Pour les militants du climat, les questions économiques et sociales sont étroitement liées aux problématiques environnementales. C’était le sens des campagnes lancées en particulier par Alternatiba et ANV-COP21 lors de la préparation de la COP21. « La transition sociale et écologique est aujourd’hui une urgence vitale », insistent les associations. Leur lutte s’accentue contre les banques, dont elles dénoncent les pseudo-engagements à favoriser la transition énergétique, alors qu’elles continuent de financer des projets basés sur les énergies fossiles, tout particulièrement le charbon.

Dans la petite salle d’accueil de la succursale parisienne, mercredi matin, où les clients pouvaient quand même atteindre les comptoirs, Thomas Coutrot, d’Attac, a expliqué qu’il existait les moyens de lutter contre la fraude : « En renforçant les effectifs et les moyens de la police fiscale et des administrations qui traquent les délinquants financiers, en faisant sauter le monopole de Bercy en matière d’ouverture de poursuites pénales ou encore en interdisant le pantouflage [le fait notamment pour de hauts fonctionnaires de rejoindre les banques] ».

Rapport sur les banques et le charbon

Avant d’entonner l’air de Stromae, la cinquantaine de militants s’est essayée à l’art choral en détournant la chanson de Georges Brassens, Les Copains d’abord, devenue « Ces maudits requins » : « C’est la banque d’un monde qui triche, l’argent des riches n’reste pas en friche, aux paradis du monde entier… »

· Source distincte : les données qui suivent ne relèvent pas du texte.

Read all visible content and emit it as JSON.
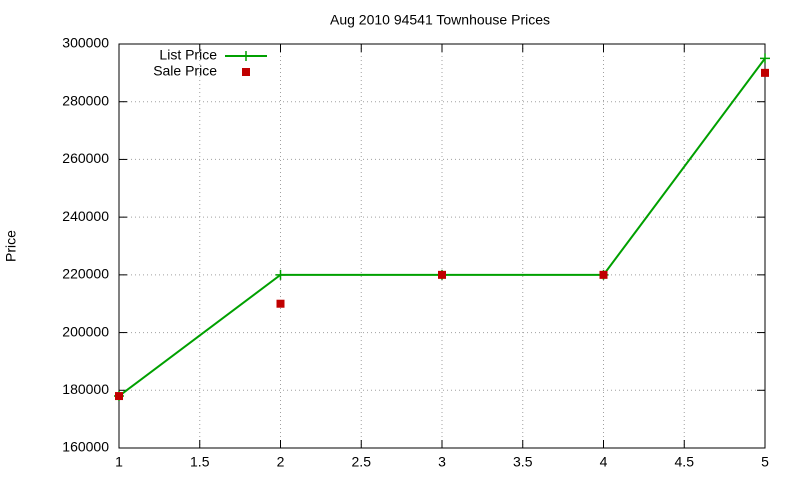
{
  "chart_data": {
    "type": "line",
    "title": "Aug 2010 94541 Townhouse Prices",
    "y_label": "Price",
    "x": [
      1,
      2,
      3,
      4,
      5
    ],
    "series": [
      {
        "name": "List Price",
        "color": "#00a000",
        "style": "linespoints",
        "marker": "plus",
        "values": [
          178000,
          220000,
          220000,
          220000,
          295000
        ]
      },
      {
        "name": "Sale Price",
        "color": "#c00000",
        "style": "points",
        "marker": "square",
        "values": [
          178000,
          210000,
          220000,
          220000,
          290000
        ]
      }
    ],
    "xlim": [
      1,
      5
    ],
    "xticks": [
      1,
      1.5,
      2,
      2.5,
      3,
      3.5,
      4,
      4.5,
      5
    ],
    "ylim": [
      160000,
      300000
    ],
    "yticks": [
      160000,
      180000,
      200000,
      220000,
      240000,
      260000,
      280000,
      300000
    ],
    "grid": true,
    "legend": "top-left"
  }
}
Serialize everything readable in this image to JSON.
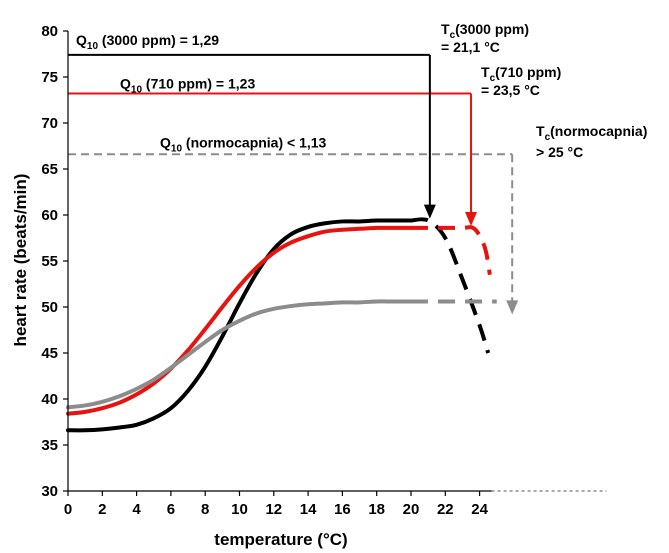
{
  "chart_data": {
    "type": "line",
    "xlabel": "temperature (°C)",
    "ylabel": "heart rate (beats/min)",
    "xlim": [
      0,
      25
    ],
    "ylim": [
      30,
      80
    ],
    "xticks": [
      0,
      2,
      4,
      6,
      8,
      10,
      12,
      14,
      16,
      18,
      20,
      22,
      24
    ],
    "yticks": [
      30,
      35,
      40,
      45,
      50,
      55,
      60,
      65,
      70,
      75,
      80
    ],
    "grid": false,
    "colors": {
      "ppm3000": "#000000",
      "ppm710": "#e8130f",
      "normocapnia": "#8c8c8c"
    },
    "series": [
      {
        "key": "ppm3000",
        "x": [
          0,
          1,
          2,
          3,
          4,
          5,
          6,
          7,
          8,
          9,
          10,
          11,
          12,
          13,
          14,
          15,
          16,
          17,
          18,
          19,
          20
        ],
        "y": [
          36.6,
          36.6,
          36.7,
          36.9,
          37.2,
          37.9,
          39.0,
          40.9,
          43.5,
          46.8,
          50.4,
          53.7,
          56.3,
          57.9,
          58.7,
          59.1,
          59.3,
          59.3,
          59.4,
          59.4,
          59.4
        ],
        "dashed_x": [
          20,
          21,
          22,
          23,
          24,
          24.5
        ],
        "dashed_y": [
          59.4,
          59.4,
          57.5,
          53.0,
          48.0,
          45.0
        ]
      },
      {
        "key": "ppm710",
        "x": [
          0,
          1,
          2,
          3,
          4,
          5,
          6,
          7,
          8,
          9,
          10,
          11,
          12,
          13,
          14,
          15,
          16,
          17,
          18,
          19,
          20
        ],
        "y": [
          38.4,
          38.6,
          39.0,
          39.6,
          40.5,
          41.7,
          43.3,
          45.3,
          47.6,
          50.0,
          52.3,
          54.3,
          55.9,
          57.0,
          57.7,
          58.2,
          58.4,
          58.5,
          58.6,
          58.6,
          58.6
        ],
        "dashed_x": [
          20,
          21,
          22,
          23,
          23.7,
          24.3,
          24.6
        ],
        "dashed_y": [
          58.6,
          58.6,
          58.6,
          58.6,
          58.5,
          56.5,
          53.5
        ]
      },
      {
        "key": "normocapnia",
        "x": [
          0,
          1,
          2,
          3,
          4,
          5,
          6,
          7,
          8,
          9,
          10,
          11,
          12,
          13,
          14,
          15,
          16,
          17,
          18,
          19,
          20
        ],
        "y": [
          39.1,
          39.3,
          39.7,
          40.3,
          41.1,
          42.1,
          43.4,
          44.8,
          46.2,
          47.5,
          48.5,
          49.3,
          49.8,
          50.1,
          50.3,
          50.4,
          50.5,
          50.5,
          50.6,
          50.6,
          50.6
        ],
        "dashed_x": [
          20,
          25
        ],
        "dashed_y": [
          50.6,
          50.6
        ]
      }
    ],
    "reference_lines": [
      {
        "key": "ppm3000",
        "y": 77.4,
        "x_from": 0,
        "x_to": 21.1,
        "dashed": false
      },
      {
        "key": "ppm710",
        "y": 73.2,
        "x_from": 0,
        "x_to": 23.5,
        "dashed": false
      },
      {
        "key": "normocapnia",
        "y": 66.6,
        "x_from": 0,
        "x_to": 25.9,
        "dashed": true
      }
    ],
    "arrows": [
      {
        "key": "ppm3000",
        "x": 21.1,
        "y_from": 77.4,
        "y_to": 59.6,
        "dashed": false
      },
      {
        "key": "ppm710",
        "x": 23.5,
        "y_from": 73.2,
        "y_to": 58.8,
        "dashed": false
      },
      {
        "key": "normocapnia",
        "x": 25.9,
        "y_from": 66.6,
        "y_to": 49.2,
        "dashed": true
      }
    ],
    "q10_labels": {
      "ppm3000": {
        "pre": "Q",
        "sub": "10",
        "post": " (3000 ppm) = 1,29"
      },
      "ppm710": {
        "pre": "Q",
        "sub": "10",
        "post": " (710 ppm) = 1,23"
      },
      "normocapnia": {
        "pre": "Q",
        "sub": "10",
        "post": " (normocapnia) < 1,13"
      }
    },
    "tc_labels": {
      "ppm3000": {
        "pre": "T",
        "sub": "c",
        "post": "(3000 ppm)",
        "value": "= 21,1 °C"
      },
      "ppm710": {
        "pre": "T",
        "sub": "c",
        "post": "(710 ppm)",
        "value": "= 23,5 °C"
      },
      "normocapnia": {
        "pre": "T",
        "sub": "c",
        "post": "(normocapnia)",
        "value": "> 25 °C"
      }
    }
  }
}
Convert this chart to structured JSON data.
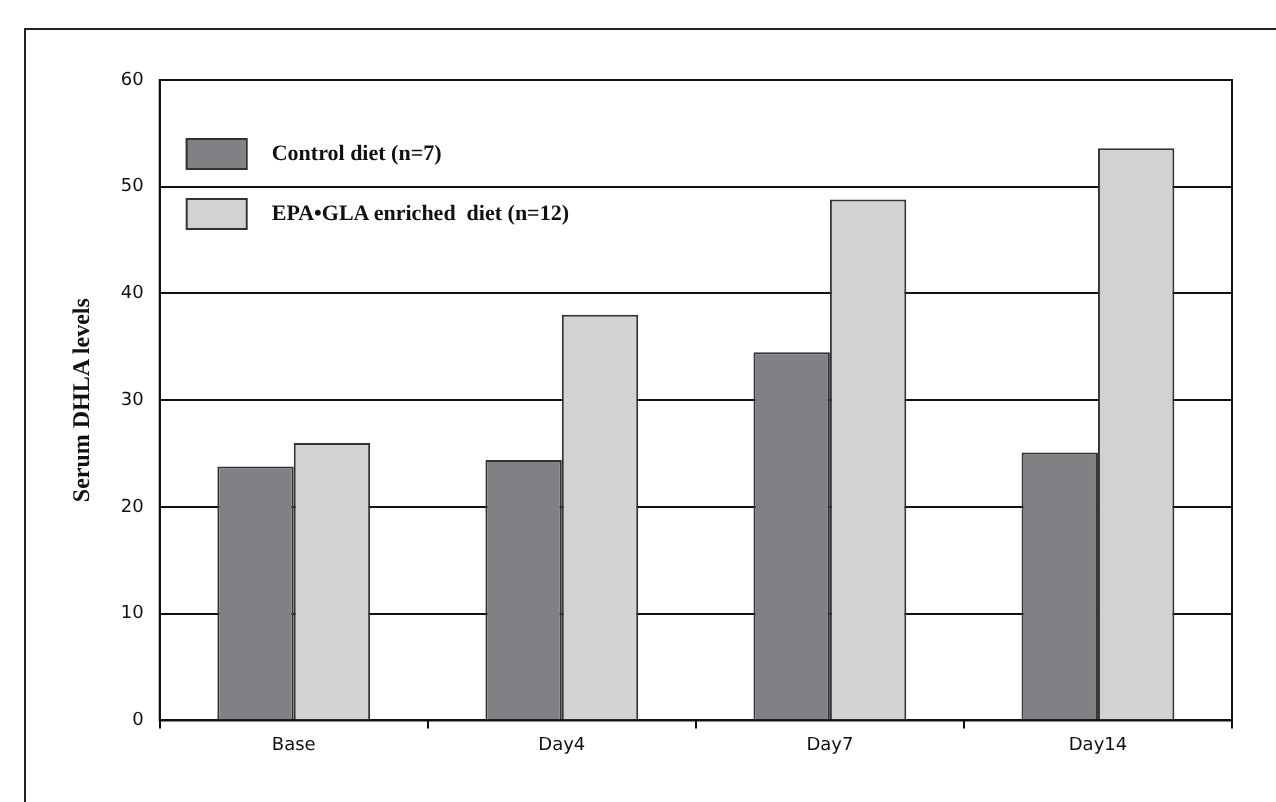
{
  "chart_data": {
    "type": "bar",
    "ylabel": "Serum DHLA levels",
    "categories": [
      "Base",
      "Day4",
      "Day7",
      "Day14"
    ],
    "series": [
      {
        "name": "Control diet (n=7)",
        "color": "#808184",
        "values": [
          23.8,
          24.4,
          34.5,
          25.1
        ]
      },
      {
        "name": "EPA•GLA enriched  diet (n=12)",
        "color": "#d1d2d4",
        "values": [
          26,
          38,
          48.8,
          53.6
        ]
      }
    ],
    "ylim": [
      0,
      60
    ],
    "yticks": [
      0,
      10,
      20,
      30,
      40,
      50,
      60
    ],
    "grid": "y",
    "legend": "top left"
  }
}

Les Amis de la Terre, associés à d’autres associations spécialisées dans le secteur bancaire (Banktrack, FairfinanceFrance…), devraient publier jeudi 3 novembre un rapport sur les banques qui, « malgré leurs promesses, vont toujours au charbon ». Leur principale cible ? A nouveau la BNP-Paribas, qui compte « toujours des clients qui développent massivement de nouveaux projets charbon ».

Mercredi, à 9 h 43, la première voiture de police est arrivée sur place, en face du palais Brongniart qui a accueilli jusqu’en 1998 la bourse. Les militants étaient partis depuis une dizaine de minutes, emportant leurs chaises pliantes sous le bras… pour de nouvelles actions dans les prochaines semaines.